Cette quête spirituelle est-elle sans danger ?

À partir du moment où vous n'êtes pas encadré par une tradition qui repose sur des siècles d'expériences, il y a deux dangers. Un danger externe si vous tombez dans les bras d'un charlatan qui va, par son charisme, utiliser votre besoin de spiritualité pour le détourner à son profit. C'est ce que l'on voit avec certains groupes, certaines sectes. Il faut préciser que la majorité des sectes sont plus axées sur la santé, sur la guérison que sur la spiritualité à proprement parler. On a du mal à porter un regard critique sur le message de ces groupes, quand on n'est pas formé à l'histoire des religions.
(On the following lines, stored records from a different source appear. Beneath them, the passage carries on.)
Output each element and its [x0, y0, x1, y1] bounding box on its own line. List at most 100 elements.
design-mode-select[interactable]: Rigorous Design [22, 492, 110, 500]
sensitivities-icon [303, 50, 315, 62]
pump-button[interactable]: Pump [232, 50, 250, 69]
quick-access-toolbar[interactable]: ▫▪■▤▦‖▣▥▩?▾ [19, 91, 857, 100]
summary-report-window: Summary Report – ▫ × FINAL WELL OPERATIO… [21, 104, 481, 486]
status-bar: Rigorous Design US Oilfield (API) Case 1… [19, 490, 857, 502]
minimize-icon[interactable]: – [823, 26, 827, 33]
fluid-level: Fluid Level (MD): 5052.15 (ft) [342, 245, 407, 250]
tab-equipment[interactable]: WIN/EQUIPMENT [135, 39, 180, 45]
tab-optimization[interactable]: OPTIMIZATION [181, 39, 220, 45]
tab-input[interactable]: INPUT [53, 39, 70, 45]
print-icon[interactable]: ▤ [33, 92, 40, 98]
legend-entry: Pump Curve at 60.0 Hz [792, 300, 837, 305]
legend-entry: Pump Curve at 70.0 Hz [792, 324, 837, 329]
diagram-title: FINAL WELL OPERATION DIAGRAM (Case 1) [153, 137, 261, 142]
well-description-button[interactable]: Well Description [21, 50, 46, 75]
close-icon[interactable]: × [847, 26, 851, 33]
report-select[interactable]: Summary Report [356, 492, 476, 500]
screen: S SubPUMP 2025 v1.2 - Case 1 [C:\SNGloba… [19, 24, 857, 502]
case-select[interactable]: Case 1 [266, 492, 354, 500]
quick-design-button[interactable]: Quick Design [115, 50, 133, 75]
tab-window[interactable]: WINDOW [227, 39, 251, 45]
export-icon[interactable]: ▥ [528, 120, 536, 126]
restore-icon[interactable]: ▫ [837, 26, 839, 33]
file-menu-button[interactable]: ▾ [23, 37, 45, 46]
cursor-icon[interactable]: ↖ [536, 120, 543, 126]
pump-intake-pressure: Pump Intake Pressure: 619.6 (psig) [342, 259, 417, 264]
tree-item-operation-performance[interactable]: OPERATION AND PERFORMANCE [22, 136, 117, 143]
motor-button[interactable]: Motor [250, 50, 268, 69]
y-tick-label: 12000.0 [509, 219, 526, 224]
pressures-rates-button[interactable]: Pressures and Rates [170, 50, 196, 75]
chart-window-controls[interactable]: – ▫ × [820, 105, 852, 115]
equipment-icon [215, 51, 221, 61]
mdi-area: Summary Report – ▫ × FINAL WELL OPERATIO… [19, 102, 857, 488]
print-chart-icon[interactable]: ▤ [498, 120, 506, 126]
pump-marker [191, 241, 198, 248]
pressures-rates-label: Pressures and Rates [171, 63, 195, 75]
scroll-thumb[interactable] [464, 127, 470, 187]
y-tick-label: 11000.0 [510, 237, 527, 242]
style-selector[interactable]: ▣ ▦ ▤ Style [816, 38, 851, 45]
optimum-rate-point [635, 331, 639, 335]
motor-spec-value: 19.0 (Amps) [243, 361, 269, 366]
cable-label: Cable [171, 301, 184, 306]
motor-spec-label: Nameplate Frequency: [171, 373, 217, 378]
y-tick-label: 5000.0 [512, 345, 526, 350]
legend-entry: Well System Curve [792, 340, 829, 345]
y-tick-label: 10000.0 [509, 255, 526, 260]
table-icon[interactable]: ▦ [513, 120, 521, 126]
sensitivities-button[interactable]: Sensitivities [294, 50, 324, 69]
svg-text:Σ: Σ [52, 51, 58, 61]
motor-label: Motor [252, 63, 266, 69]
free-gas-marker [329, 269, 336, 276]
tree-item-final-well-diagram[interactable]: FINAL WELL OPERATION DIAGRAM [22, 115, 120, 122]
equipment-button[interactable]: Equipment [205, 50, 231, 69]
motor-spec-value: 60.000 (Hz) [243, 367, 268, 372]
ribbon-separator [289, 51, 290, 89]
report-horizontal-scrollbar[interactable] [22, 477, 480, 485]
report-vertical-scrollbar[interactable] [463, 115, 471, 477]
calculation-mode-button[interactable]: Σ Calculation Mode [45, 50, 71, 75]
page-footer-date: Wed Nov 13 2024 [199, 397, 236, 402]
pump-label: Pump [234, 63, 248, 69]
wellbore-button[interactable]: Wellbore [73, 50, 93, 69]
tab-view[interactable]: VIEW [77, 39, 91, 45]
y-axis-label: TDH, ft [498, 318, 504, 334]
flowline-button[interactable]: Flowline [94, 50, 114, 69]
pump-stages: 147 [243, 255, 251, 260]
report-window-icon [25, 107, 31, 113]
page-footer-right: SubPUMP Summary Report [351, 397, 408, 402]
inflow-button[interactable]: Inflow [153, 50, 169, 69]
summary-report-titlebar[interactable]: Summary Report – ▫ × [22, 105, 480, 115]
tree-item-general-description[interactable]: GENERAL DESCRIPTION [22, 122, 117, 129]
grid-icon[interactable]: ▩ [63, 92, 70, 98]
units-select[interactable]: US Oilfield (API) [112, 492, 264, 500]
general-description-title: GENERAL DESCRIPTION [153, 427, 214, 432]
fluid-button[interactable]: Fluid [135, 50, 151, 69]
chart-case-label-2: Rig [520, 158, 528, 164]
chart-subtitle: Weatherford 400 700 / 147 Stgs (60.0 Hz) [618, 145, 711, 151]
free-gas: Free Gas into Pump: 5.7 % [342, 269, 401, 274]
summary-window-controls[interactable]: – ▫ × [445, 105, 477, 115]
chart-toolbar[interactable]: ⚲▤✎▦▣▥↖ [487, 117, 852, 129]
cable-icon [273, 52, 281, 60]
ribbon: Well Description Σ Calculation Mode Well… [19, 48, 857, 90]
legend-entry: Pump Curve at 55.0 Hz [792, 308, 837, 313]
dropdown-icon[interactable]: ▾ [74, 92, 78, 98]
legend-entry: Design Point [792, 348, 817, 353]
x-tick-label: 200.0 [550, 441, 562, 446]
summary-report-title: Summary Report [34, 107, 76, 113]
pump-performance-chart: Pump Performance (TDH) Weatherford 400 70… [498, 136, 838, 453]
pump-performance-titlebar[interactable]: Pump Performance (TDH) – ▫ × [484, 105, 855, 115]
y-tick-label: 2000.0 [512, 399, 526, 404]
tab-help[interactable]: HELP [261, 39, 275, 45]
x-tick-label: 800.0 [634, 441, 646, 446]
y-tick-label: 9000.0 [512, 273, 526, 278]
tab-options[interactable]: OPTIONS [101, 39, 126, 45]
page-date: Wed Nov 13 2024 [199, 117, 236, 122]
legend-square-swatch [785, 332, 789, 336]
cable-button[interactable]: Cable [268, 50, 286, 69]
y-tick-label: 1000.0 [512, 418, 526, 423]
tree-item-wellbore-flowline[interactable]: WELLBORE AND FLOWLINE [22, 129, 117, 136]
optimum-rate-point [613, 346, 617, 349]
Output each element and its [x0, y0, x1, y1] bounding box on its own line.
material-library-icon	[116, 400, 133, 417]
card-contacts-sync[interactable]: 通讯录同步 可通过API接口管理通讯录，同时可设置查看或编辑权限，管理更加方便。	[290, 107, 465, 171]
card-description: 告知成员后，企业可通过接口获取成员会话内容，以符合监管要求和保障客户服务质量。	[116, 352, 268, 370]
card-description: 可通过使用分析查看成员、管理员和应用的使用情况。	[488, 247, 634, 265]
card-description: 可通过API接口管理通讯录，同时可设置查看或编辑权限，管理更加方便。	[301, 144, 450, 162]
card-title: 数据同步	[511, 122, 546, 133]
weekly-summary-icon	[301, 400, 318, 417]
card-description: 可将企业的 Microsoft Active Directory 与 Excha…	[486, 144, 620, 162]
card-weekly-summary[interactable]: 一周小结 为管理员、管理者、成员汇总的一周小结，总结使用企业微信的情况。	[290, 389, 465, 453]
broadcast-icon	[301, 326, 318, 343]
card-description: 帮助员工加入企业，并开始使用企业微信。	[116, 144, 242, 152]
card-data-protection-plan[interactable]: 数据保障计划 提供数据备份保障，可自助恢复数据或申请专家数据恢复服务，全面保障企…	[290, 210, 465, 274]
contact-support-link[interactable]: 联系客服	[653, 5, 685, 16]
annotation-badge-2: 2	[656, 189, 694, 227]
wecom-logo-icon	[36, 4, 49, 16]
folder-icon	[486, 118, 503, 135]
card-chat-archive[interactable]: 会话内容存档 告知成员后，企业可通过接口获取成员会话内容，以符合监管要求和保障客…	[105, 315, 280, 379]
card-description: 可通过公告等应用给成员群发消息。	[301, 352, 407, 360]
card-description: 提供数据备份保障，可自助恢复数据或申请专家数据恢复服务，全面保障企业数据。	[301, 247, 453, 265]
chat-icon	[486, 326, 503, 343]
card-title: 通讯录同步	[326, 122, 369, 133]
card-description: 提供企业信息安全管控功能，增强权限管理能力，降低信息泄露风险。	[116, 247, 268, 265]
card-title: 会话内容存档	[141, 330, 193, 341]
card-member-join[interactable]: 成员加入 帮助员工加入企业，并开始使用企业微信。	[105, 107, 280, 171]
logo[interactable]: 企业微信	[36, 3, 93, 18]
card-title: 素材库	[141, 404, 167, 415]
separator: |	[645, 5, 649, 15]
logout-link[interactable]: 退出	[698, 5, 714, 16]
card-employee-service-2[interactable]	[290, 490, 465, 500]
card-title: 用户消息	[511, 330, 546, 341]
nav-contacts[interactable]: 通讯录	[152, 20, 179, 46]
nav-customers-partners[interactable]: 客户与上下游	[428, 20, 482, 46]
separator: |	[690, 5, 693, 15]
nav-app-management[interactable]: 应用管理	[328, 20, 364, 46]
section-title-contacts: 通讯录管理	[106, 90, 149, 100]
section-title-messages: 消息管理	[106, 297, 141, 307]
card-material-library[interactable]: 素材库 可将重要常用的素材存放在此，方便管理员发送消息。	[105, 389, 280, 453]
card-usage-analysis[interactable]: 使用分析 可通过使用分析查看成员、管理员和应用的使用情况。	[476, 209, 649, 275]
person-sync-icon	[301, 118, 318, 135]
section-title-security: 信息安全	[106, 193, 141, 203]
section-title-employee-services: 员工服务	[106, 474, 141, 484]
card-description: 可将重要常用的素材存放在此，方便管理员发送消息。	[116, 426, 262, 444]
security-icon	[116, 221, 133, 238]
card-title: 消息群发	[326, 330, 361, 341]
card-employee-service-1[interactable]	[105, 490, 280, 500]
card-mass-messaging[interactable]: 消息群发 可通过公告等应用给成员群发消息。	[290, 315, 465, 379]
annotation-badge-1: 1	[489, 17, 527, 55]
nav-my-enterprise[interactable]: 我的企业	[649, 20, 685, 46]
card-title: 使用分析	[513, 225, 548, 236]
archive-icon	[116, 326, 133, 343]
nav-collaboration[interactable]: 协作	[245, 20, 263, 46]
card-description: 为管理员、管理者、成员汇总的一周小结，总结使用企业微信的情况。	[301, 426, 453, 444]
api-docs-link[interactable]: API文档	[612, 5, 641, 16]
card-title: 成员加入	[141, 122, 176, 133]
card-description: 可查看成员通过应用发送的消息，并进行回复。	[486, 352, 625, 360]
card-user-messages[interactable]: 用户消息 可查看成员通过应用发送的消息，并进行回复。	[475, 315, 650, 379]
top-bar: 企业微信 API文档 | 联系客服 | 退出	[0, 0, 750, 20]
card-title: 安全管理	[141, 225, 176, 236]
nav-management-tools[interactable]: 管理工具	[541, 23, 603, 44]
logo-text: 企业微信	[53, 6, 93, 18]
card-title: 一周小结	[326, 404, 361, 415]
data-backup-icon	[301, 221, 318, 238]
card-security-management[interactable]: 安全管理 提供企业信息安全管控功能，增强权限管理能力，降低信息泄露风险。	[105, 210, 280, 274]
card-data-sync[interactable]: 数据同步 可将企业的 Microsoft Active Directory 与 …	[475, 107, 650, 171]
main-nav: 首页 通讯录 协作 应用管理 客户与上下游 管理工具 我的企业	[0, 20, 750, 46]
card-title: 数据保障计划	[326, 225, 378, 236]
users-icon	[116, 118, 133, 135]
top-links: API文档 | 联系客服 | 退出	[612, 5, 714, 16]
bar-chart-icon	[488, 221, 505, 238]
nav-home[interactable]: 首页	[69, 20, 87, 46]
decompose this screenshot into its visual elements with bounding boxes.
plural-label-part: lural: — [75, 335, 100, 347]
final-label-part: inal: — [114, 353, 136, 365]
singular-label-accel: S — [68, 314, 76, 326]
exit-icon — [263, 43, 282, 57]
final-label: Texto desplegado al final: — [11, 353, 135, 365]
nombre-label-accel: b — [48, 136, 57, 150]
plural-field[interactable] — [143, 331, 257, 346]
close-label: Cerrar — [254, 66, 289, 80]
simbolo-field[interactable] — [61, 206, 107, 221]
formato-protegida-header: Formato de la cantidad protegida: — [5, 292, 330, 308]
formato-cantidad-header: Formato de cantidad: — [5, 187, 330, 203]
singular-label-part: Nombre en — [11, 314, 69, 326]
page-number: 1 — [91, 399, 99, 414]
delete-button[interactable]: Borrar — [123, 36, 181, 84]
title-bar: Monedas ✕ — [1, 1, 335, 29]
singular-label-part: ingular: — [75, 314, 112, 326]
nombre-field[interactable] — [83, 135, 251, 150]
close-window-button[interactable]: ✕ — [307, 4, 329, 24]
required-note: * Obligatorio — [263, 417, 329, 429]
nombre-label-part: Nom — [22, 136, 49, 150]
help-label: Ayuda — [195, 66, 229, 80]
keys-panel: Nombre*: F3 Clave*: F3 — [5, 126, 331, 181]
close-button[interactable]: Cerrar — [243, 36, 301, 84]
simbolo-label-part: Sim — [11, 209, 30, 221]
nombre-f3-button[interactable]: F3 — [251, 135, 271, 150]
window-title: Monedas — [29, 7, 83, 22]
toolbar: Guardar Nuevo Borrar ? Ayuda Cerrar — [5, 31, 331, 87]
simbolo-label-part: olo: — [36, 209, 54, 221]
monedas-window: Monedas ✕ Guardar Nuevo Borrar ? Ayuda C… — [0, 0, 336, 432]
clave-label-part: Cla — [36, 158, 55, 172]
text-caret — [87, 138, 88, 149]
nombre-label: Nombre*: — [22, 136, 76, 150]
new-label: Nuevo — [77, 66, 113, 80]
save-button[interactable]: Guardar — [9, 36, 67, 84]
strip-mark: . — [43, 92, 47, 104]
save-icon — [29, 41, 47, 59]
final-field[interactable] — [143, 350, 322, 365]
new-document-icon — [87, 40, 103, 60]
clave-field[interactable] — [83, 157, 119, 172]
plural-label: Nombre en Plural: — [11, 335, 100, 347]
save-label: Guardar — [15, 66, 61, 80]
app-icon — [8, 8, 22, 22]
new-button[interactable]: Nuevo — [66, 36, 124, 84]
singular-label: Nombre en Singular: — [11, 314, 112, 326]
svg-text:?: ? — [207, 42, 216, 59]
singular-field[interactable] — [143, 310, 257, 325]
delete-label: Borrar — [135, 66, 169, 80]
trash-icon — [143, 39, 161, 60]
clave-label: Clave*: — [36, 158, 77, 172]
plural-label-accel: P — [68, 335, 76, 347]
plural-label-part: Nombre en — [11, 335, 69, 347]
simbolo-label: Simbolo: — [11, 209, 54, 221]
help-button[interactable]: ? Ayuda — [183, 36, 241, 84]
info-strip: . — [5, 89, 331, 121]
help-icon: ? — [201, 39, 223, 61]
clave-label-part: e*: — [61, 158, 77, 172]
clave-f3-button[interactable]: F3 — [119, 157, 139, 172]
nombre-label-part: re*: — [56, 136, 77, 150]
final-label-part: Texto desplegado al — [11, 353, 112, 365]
Mais il est possible de faire preuve de discernement : est-ce que l'on a affaire à un séducteur ou à quelqu'un d'autenthique, à quelqu'un qui nous demande de l'argent ou quelqu'un de désintéressé, à quelqu'un qui se met en avant ou quelqu'un de humble ? Les fruits de la spiritualité que sont l'humilité, le désintéressement, l'attention aux autres, c'est l'opposé du comportement des gourous.
La quête spirituelle a aussi un danger interne, ce qu'on peut appeller la mystique sauvage. Il y a des gens qui se destructurent en voulant méditer pendant des heures tout seuls, faire des jeûnes longs ou des exercices physiques très poussés. Ils vont confondre les sensations qu'ils en retirent avec une expérience mystique. Mais ils peuvent ensuite se trouver face à leurs démons intérieurs, à leurs peurs enfouies et en être très angoissés. Toutes ces techniques sont très puissantes. Si vous n'êtes pas aidé, vous pouvez partir dans des interprétations qui vont aggraver vos problèmes au lieu de les améliorer. Quand on fait un travail d'intériorisation poussé, un travail psychocorporel intense, il est très important d'avoir quelqu'un qui connaît le travail que l'on fait, qui a lui-même cheminé sur ce chemin-là et qui peut vous guider.